TUC general secretary Frances O’Grady said: “The Justice Committee is right to criticise the shoddy deal done between the insurance industry and the Government. Victims of this terrible and fatal illness deserve proper and swift recompense.

“We hope that the Government will urgently accept the recommendations of the Justice Committee and do the right thing for the victims of mesothelioma, 2,500 of whom die each year as a result of exposure to asbestos through their employer’s negligence.”

James Dalton, assistant director, head of motor and liability, Association of British Insurers, said: “While insurers did not cause mesothelioma, the industry has always been open and transparent on its commitment to help as many mesothelioma claimants and their families as possible. We make no apologies for negotiating with government a scheme, paid for by insurers, that will compensate an extra 3,000 sufferers over the next 10 years, who would otherwise go uncompensated.

“Significantly, this report raises the issue of high legal costs in mesothelioma claims, citing an average legal cost of £20,000 for every mesothelioma claim in England and Wales. Excessive legal costs mean higher insurance premiums for all employers, and clearly claimant lawyers need to answer to why they do not support lower legal costs.”

Dave Prentis, general secretary of Unison, said: “We have long campaigned for justice for mesothelioma sufferers. But with a short and painful life expectancy the last thing sufferers and their families need are extra costs.

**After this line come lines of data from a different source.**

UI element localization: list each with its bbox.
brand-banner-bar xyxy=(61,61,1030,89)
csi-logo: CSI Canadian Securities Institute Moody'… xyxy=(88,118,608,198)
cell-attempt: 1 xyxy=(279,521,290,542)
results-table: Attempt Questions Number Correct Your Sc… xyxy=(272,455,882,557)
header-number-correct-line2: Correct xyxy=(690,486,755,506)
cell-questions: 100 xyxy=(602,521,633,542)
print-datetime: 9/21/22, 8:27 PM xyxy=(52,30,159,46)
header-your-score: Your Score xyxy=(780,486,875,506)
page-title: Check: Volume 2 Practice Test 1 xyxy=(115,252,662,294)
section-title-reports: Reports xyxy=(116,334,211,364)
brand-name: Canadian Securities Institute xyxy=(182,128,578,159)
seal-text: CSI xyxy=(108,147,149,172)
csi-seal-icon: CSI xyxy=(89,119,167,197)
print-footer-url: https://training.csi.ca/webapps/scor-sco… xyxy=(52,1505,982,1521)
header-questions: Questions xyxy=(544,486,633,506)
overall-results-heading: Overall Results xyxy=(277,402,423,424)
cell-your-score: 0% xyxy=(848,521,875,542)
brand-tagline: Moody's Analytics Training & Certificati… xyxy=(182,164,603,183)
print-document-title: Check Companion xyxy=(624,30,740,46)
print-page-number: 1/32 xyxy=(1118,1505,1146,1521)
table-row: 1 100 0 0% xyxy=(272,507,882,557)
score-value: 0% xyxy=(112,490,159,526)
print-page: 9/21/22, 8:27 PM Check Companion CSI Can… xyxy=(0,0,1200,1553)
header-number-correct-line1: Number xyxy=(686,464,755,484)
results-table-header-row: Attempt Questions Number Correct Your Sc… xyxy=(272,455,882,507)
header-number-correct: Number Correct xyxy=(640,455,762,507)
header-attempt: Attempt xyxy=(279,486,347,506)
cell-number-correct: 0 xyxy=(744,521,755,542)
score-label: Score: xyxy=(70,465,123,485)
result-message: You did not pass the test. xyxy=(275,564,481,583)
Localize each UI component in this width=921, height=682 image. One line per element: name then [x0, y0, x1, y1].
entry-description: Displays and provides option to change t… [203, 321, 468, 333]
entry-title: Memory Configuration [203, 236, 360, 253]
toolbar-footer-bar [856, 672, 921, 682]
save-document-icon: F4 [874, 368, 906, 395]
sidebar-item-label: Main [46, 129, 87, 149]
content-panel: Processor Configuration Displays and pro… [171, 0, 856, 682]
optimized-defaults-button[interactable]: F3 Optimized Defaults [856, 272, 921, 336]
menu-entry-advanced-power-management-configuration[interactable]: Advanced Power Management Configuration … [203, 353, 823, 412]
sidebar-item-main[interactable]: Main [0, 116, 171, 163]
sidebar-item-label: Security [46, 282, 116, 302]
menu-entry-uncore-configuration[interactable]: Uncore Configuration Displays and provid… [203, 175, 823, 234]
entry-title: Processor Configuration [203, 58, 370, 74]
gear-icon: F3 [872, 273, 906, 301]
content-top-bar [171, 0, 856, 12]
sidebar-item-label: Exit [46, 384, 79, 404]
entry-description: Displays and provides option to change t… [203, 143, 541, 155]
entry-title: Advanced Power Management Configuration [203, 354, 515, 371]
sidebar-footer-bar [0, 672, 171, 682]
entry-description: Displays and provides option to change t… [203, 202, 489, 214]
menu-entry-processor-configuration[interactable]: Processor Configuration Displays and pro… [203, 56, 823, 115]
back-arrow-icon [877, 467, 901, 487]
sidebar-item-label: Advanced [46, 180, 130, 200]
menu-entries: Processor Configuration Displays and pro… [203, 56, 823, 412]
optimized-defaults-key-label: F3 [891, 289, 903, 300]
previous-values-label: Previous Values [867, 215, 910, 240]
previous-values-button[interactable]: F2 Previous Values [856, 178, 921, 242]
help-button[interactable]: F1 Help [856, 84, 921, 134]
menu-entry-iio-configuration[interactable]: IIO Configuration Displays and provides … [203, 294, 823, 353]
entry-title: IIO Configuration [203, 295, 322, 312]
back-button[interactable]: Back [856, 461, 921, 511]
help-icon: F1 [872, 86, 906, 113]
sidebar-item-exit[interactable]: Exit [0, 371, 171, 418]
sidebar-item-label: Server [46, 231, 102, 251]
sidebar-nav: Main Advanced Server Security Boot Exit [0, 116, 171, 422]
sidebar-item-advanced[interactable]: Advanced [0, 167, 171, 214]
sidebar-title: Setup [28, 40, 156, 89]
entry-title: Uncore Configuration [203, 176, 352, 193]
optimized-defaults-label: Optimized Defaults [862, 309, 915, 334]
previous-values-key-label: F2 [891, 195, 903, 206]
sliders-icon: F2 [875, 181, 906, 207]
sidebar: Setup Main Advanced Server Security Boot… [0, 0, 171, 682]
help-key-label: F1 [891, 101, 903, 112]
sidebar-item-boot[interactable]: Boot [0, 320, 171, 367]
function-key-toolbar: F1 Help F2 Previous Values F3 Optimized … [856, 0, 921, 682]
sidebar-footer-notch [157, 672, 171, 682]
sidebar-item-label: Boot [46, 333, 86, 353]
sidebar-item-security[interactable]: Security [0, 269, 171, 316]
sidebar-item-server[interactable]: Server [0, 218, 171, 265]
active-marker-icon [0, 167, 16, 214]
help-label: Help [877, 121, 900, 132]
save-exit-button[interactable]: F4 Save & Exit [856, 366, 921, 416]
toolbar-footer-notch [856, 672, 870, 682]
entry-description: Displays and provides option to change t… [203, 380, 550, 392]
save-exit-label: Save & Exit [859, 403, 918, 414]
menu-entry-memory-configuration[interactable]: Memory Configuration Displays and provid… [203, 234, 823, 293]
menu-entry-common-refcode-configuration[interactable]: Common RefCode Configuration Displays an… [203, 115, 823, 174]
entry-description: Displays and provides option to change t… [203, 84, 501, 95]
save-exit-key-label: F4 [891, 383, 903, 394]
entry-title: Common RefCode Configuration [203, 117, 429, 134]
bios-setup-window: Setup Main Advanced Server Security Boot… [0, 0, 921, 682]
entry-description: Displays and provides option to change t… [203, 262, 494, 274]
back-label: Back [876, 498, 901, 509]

“The changes the Government tried to impose would have a detrimental impact on mesothelioma sufferers. It’s the negligence of past employers that has condemned these workers. It is only right employers should pay.”

Paul Glanville, a specialist mesothelioma lawyer at Slater & Gordon, said: ” We should not be making it harder for mesothelioma victims to claim the compensation to which they are entitled.

“Implementing these rules will have this effect. The Government promised a review before taking these steps. This has not taken place. Hopefully in the light of the findings the Government will take very seriously the calls from the victims and confirm that these rules will not apply to mesothelioma cases.”

A Ministry of Justice spokesman said: “Mesothelioma is an awful condition which can destroy lives in a frighteningly short amount of time and we want to help sufferers and their families. We are considering the best way to get claims settled fairly and quickly.

“We will consider the report’s recommendations and respond in due course.”